I have to admit I think I have a weakness for hipster guys. They tend to be cute. But upon further examination, I think I’ve mistaken the breed. The guys I like are often found wearing a nice hat (hint: it doesn’t have a baseball logo on it), a witty t-shirt, or looking like the wish they could spend a casual Friday on Mad Men. These are good things. Your typical ‘eh jeans, whatever’ guys are fine, too. Guys who don’t worry about or just don’t feel like they have much style to speak of are doing all right for themselves. Not everyone gets or cares about dressing cute. But I think I’ve narrowed down how to spot a hipster. Oh god, the hipsters. Maybe this would lose me some Twitter followers, but oh well. If that’s the case, y so srs? ;p
This is what we see from the girls. I don’t know how so many skinny, skinny girls can actually be in one place. Your average grown woman isn’t this small, so it’s a bit noticeable when suddenly everyone around you has no tits or ass. Coming from a feminist, maybe that sounds horribly wrong. It’s not a judgment, it’s an observation. It makes one go, ‘where did you all come from?’ But that’s not the problem. The problem is the intentionally ugly ass outfits. I like me some American Apparel. Good colors, very versatile. You can throw on anything with one of their cotton skirts or shirts and make it part of a fun outfit. But if you’re wearing some kinda fucking lycra leotard like you mean it, I don’t know what to do with you.
But it’s the guys who are starting to kill me, here. Let me give you one tip. If this is the only advice you take all year, we’ll have made an improvement. Those Grizzly Adams beards? WHAT IS WRONG WITH YOU? That has never been a good look on anyone, ever, in the history of the world. Did Joaquin Phoenix look good when last we saw him? NO! Everyone wondered what was wrong with him. Just stop it.

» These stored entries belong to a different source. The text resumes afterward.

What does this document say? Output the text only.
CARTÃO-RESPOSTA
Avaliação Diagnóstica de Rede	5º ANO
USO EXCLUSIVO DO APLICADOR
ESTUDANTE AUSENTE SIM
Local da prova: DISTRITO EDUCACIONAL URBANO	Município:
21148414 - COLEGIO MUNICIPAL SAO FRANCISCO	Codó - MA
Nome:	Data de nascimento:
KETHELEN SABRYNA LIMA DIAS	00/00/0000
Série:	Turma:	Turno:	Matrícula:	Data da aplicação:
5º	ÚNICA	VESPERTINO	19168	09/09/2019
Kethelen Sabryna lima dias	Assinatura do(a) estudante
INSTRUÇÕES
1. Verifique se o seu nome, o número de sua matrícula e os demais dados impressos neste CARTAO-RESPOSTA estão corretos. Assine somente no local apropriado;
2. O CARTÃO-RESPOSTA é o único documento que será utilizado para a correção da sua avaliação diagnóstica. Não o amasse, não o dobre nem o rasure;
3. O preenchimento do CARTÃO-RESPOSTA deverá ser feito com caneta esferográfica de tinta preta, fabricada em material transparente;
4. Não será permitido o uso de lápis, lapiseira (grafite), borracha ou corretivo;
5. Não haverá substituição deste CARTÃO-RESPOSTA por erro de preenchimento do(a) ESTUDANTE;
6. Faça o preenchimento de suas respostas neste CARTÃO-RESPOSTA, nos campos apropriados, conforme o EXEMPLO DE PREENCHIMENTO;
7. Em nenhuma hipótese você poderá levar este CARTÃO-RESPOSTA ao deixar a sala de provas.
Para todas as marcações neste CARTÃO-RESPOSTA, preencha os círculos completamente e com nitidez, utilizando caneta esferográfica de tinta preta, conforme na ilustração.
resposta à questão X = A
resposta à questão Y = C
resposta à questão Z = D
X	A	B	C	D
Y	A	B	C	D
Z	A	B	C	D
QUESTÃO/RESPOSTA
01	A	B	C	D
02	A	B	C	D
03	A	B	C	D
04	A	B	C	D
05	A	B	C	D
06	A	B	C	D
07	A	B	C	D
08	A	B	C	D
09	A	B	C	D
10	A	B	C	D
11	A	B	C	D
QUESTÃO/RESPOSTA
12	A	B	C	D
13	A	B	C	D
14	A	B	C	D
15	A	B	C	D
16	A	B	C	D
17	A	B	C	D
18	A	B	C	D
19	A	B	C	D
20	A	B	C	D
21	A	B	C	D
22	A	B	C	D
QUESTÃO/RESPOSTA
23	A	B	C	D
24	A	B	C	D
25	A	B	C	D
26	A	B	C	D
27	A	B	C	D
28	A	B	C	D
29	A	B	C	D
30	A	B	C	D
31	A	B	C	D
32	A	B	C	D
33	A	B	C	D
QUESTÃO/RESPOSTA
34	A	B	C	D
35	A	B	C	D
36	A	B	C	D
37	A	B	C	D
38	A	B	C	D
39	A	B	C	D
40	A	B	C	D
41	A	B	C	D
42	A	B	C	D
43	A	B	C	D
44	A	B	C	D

Now the music. Uh. I was listening last night to the ‘best albums of 2009’ as decided by various outlets. WOXY, the Austin-based internet radio station, had a pretty sweet list. There are some good bands that have been indie/hipster darlings, like St. Vincent and even The XX are not bad. The Dirty Projectors are really cool. But y’all, Phoenix is really overrated for a non-groundbreaking band. And what passes for indie electronic? Good Christ, who is listening to Dan Deacon? That made my brain hurt. That is some ugly noise right there. Thao with the Get Down Stay Down? I want to like them, but man that girl can’t sing. Sufkan Stevens like to put me to sleep. Friendly Fires? I have some friends into them and I don’t get it. They had some good melodies but a ridiculous amount of electronic NOISE that distracts from anything good. Other bands like Bon Iver? Boring. I want to like Yeasayer, but also boring. I guess I’m just not looking for music to put me in a coma.
Maybe I’m just getting too pop and yuppie in my ‘old’ 30-something age. Or maybe we just need more Ume, a new Elliott Smith, more Silversun Pickups, Dead Weather, and less marginally able musicians who are the sonic equivalent of putting on a ratty outfit and wildman beard, and saying fuck it, we declare this cool for some reason.
PS: Girls, stop wearing gigantic 80s glasses (eyeglasses, that is). No, they don’t look cute.